The second is very bizarre, as he says perfectly добрый день, and from there it goes down the hill.
However, to me, it’s not the way people sound after living in a foreign country after several years.
My mother (native polish) lived in a french speaking environment for almost four decades, the difference in her way of speaking is only a syallable stress, she always pronounces all of the sounds correctly.


Pretty late to the party but I just wanted to share my own perspective on this.

The whole issue with regards to language maintenance is i think a bit misconstrued.

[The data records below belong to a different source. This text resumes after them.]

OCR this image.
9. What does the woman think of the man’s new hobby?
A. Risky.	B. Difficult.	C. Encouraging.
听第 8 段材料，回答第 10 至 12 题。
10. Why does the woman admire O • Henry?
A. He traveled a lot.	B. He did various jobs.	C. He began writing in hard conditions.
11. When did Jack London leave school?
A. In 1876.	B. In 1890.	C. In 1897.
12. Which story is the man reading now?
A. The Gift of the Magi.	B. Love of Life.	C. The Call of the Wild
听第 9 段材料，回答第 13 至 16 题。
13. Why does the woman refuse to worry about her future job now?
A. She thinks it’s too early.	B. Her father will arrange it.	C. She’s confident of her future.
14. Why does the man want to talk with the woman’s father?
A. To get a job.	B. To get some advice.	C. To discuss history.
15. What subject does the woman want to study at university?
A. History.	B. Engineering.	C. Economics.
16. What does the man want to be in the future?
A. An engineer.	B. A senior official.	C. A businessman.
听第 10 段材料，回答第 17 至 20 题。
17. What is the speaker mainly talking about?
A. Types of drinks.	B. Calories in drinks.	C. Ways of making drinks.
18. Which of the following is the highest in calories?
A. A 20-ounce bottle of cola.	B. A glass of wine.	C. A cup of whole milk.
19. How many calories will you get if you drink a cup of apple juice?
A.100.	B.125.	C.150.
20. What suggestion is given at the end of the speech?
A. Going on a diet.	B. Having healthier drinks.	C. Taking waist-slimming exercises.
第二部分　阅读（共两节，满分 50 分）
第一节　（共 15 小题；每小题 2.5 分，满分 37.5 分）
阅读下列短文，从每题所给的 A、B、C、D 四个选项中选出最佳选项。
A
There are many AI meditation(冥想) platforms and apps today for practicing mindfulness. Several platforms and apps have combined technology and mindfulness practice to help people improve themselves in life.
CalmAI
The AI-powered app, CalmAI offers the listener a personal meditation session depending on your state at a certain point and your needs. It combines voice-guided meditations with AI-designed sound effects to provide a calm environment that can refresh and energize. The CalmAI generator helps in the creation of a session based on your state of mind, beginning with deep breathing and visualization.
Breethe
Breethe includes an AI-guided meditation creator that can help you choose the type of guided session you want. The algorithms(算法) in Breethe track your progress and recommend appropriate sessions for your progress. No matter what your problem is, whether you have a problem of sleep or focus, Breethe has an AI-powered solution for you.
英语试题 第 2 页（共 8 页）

We learn a language not to take care of a child with mood swings. Language is a medium. Language maintenance should not be seen as or feel like “WORK” in any way. Do you feel like you’re doing work when you’re watching a movie in your native language?

Once you’ve reached a good level, all you have to do is enjoy the fruits of your labor; if you don’t feel like it or if you don’t want to… then why are you/did you learn the language in the first place?

That’s like traveling to Japan as an American and only eating at American fast food chains, only talking to fellow Americans, and staying in your hotel room most of the time (watching American TV shows).

Imagine the amount of movies, literature, ideas, music, food, culture and people you’ve just opened the doors to. What are your current interests? Film? What’s the film industry like in France? Food? How do Italians actually like to make their pizza? Business? What’s the dialogue like in Brazil, India, China?